Sehr beliebt bei den Reisenden waren außerdem sogenannte Ruinen-Capricci, auf die sich auch Kauffmanns Ehemann, der Maler und Zeichner Antonio Zucchi (1726–1795), spezialisiert hatte. Gleichsam wie in den verklärten Bildern der Erinnerung verdichten sich in den Capricci Versatzstücke des Italienerlebnisses, Landschaften, Bauwerke und Skulpturen, zu stimmungsvollen, lebendigen Phantasiewelten im Geist der Antike.

Ganz wesentlich befeuert wurde die neue Antikenbegeisterung durch die Schriften des Altertumsforschers Johann Joachim Winckelmann (1717–1768). Angelika Kauffmann hat ihn bei ihrem ersten Italienaufenthalt kennengelernt und in einem Porträt verewigt, das sie in ganz Europa berühmt machte. Von einem Cicerone wie Johann Friedrich Reiffenstein (1719–1793) ließen sich die Reisenden die Sehenswürdigkeiten zeigen und erklären.
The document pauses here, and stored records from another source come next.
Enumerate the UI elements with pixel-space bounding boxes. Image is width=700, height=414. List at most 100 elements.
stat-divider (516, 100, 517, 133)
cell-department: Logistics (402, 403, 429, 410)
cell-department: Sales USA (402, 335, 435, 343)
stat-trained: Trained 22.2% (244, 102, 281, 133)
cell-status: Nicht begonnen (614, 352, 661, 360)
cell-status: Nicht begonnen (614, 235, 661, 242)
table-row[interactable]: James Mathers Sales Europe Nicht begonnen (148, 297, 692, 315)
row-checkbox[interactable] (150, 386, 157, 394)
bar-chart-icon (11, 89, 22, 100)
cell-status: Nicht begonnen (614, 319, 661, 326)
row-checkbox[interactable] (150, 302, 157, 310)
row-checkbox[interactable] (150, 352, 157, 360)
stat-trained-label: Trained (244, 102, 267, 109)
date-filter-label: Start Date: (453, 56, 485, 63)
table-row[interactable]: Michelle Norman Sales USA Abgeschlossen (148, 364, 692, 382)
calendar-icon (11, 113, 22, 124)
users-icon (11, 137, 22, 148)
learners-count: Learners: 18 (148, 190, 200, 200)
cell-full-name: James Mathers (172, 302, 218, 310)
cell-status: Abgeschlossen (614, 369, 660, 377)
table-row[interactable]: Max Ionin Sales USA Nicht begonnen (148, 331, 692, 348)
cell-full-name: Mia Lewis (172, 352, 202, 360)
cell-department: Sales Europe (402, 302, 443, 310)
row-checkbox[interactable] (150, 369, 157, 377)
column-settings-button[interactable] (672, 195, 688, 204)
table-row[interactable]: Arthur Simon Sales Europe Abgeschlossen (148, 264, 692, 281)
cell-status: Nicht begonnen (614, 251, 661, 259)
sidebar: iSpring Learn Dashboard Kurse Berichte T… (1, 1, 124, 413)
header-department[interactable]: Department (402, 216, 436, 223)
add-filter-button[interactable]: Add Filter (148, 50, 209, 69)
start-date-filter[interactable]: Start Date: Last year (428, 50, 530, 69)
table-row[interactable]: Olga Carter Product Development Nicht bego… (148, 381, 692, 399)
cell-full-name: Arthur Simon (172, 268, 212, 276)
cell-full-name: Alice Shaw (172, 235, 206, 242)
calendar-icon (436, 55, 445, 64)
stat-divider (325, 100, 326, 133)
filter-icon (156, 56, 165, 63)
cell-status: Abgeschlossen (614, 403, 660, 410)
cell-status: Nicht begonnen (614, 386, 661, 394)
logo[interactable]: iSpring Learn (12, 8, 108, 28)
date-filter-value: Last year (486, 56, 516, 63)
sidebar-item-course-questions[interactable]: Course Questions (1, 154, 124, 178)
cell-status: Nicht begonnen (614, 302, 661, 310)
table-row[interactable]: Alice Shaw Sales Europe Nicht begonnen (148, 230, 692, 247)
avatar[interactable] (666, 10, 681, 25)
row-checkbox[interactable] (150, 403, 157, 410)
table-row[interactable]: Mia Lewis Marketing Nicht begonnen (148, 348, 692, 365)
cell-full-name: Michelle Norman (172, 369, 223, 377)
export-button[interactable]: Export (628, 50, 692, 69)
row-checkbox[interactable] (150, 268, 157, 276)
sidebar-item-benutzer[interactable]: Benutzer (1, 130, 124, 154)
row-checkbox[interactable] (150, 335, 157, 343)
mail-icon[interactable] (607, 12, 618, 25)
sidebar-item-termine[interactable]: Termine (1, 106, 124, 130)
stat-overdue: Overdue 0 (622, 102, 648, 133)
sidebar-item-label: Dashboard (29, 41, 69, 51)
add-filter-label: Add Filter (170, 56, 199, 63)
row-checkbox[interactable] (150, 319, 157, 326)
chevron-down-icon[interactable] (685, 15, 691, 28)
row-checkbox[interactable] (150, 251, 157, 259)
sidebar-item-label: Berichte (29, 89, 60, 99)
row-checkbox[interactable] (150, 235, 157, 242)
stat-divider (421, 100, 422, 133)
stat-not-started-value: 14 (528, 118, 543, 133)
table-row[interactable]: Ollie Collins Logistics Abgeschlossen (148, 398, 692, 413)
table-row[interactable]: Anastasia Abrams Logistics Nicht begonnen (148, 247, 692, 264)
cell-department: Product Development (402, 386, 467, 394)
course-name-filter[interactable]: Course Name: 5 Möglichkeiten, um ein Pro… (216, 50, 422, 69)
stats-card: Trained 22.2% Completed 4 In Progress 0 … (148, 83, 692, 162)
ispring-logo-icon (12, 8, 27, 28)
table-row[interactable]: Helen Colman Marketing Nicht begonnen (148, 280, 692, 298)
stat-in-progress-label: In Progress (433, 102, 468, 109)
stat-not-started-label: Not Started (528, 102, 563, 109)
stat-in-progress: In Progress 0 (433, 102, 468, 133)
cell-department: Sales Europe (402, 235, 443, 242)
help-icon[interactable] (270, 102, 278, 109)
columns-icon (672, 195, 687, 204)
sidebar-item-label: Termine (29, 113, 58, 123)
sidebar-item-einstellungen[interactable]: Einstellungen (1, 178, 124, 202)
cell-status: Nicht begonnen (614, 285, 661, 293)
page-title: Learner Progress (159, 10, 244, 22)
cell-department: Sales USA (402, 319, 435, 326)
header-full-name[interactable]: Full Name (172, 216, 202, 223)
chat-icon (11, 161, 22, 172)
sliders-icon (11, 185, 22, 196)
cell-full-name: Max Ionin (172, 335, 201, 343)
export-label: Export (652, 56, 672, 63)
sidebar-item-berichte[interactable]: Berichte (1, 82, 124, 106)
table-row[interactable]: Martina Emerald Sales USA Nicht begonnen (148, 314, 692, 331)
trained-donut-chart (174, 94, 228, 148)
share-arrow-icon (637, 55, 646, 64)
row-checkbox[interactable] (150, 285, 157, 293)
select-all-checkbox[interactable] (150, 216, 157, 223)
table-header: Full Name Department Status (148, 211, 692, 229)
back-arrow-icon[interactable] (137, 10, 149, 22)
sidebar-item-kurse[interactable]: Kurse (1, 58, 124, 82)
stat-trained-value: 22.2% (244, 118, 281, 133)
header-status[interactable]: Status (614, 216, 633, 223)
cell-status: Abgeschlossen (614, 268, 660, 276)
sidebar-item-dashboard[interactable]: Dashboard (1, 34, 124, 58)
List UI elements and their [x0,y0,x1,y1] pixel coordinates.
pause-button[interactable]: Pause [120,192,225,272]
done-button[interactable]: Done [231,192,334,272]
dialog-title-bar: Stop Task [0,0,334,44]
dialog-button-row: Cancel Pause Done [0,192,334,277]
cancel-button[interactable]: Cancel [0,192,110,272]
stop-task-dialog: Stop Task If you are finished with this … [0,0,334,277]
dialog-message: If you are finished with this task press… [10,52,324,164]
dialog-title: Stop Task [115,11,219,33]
Als Kunstagent und einer von Kauffmanns engsten Freunden führte er auch zahlreiche potentielle Kunden in ihr Atelier.

Besuch bei Angelika

In den 1780er und 1790er Jahren erreichte die Reisewelle nach Italien einen vorläufigen Höhepunkt. Die in Italien lebenden Künstler wurden mit Aufträgen regelrecht überschüttet. Auch für Angelika Kauffmann waren es die produktivsten Jahre ihrer Schaffenszeit. Ihr Atelier nahe der Spanischen Treppe in Rom wurde zu einer der meistbesuchten Adressen und entwickelte sich zur Pilgerstätte der kunstbegeisterten Grand Touristen. Vor allem Porträts aus ihrer Hand waren begehrte Statussymbole.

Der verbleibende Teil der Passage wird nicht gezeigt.